Sorry I must not have caught the “s” in the different files

*Also as a side note, in case anyone else does this, for a while I kept trying “feature-table filter-samples” instead of the “filter-feature” against the accessions file so obviously it was just filtering out every sample…
Once I tried the new 2019 versions and replaced the accessions file spaces with underscores, it all worked!

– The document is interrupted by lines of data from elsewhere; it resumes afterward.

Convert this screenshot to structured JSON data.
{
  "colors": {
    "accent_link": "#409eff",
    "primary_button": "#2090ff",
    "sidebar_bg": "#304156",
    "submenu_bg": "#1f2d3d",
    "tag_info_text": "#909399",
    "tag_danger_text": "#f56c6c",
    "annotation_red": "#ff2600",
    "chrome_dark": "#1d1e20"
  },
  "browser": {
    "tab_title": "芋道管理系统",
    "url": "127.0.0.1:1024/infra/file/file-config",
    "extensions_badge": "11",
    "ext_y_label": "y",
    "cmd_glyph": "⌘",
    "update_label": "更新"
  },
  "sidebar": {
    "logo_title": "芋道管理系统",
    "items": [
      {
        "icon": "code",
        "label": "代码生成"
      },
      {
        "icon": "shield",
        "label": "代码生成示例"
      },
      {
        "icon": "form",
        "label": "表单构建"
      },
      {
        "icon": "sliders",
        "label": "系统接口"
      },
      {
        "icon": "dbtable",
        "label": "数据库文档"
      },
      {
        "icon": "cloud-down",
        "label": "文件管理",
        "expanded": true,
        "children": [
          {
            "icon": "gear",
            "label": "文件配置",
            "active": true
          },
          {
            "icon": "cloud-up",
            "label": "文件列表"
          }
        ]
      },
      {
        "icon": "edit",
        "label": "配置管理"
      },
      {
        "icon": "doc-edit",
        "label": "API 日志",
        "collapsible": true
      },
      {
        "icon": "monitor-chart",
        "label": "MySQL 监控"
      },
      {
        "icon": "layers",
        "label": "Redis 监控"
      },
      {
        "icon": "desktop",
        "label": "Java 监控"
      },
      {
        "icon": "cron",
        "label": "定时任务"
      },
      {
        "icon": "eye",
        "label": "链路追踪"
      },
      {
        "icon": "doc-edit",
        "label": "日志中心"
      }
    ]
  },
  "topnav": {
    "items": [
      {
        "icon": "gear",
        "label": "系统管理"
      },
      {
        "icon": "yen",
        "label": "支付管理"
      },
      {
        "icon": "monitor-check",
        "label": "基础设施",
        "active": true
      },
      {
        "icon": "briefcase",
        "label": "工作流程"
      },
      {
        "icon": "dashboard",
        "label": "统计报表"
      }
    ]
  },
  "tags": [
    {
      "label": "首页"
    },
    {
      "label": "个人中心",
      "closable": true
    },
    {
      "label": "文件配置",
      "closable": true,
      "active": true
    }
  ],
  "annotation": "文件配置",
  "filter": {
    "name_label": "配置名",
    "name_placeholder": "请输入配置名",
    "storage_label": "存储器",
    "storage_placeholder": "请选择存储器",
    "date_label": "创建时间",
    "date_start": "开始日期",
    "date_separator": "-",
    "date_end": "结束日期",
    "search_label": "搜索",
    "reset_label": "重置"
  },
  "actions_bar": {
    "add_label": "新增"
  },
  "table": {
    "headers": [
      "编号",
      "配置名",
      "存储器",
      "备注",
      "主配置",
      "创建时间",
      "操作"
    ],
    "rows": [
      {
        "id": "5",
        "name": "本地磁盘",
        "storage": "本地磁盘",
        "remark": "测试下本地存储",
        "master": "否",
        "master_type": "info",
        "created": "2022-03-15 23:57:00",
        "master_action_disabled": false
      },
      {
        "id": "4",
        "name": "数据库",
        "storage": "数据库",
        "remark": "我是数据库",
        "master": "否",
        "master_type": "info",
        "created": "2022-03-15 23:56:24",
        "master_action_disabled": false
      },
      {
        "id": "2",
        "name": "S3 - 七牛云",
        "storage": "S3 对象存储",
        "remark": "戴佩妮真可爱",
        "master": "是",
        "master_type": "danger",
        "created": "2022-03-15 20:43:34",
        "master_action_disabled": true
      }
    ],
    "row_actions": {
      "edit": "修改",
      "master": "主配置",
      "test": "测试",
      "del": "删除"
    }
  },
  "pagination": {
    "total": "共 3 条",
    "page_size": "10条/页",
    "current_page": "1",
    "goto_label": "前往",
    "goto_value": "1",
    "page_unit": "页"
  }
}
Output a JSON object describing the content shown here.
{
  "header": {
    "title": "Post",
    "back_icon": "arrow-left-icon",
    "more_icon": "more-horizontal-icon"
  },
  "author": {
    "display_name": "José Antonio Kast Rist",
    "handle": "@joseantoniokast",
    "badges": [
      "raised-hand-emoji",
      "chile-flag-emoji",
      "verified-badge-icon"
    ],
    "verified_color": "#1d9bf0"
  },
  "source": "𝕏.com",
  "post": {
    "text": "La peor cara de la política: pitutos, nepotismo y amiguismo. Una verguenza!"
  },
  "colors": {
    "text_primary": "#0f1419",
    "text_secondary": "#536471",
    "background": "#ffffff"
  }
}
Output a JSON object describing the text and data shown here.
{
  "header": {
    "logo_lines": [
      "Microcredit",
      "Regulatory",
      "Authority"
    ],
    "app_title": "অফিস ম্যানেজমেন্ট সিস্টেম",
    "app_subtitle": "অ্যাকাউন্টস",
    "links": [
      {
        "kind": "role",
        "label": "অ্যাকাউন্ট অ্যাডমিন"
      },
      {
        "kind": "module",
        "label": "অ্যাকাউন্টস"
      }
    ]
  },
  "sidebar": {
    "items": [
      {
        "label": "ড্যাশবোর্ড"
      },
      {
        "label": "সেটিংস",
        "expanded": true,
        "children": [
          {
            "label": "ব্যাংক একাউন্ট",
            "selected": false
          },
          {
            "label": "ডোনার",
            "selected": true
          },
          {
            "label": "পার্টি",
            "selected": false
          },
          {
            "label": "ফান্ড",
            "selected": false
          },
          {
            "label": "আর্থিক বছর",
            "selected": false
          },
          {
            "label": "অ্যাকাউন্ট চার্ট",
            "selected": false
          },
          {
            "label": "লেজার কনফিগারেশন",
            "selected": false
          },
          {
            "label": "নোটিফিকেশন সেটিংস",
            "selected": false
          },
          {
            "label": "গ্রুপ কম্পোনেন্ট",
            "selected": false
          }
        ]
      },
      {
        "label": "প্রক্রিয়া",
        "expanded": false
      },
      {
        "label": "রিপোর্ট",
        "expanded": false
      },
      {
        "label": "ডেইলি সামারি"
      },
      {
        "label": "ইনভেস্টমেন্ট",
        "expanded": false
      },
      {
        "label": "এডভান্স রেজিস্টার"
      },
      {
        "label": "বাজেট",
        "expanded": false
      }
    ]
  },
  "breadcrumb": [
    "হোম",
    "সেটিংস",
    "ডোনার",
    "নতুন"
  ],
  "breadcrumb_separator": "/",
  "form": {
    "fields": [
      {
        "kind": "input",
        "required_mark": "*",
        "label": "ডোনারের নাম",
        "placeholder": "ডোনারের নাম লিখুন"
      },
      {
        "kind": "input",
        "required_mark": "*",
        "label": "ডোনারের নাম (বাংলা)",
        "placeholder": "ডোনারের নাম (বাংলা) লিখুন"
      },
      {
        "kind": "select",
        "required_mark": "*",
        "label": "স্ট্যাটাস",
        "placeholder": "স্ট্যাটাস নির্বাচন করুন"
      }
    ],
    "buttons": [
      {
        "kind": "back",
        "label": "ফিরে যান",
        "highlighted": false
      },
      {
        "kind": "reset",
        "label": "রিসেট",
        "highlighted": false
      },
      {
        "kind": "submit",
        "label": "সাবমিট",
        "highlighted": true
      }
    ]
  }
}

Rupesh_Sinha · November 12, 2019, 12:37pm

@Jennifer_Fouquier Hi, I am new to qiime2 ITS analysis and was trying to use Fungal ITS analysis tutorial for analysing the fungal ITS using the UNITE database unite-ver7-99-seqs-01.12.2017. I could reach till taxonomic classification and would like to further analyse beta diversity using q2-ghost-tree. I have re-rooted the pre-built ghost-tree ghost_tree_80_qiime_ver7_99_01.12.2017/ghost_tree.nwk and got ghost-tree-midpoint-root.qza. Next, I have to filter my feature-table using
ghost_tree_80_qiime_ver7_99_01.12.2017/ghost_tree_extension_accession_ids.txt (If I understand the protocol correct). I looked for the
‘qiime feature-table filter-features’ arguments in https://docs.qiime2.org/2019.1/tutorials/filtering
but not able to understand what should be input parameters as we can only give one input for e.g our feature-table but how it will take reference from ghost_tree_extension_accession_ids.txt? I am bit confused at this point. Please guide me from ghost-tree filtering to beta diversity in qiime2.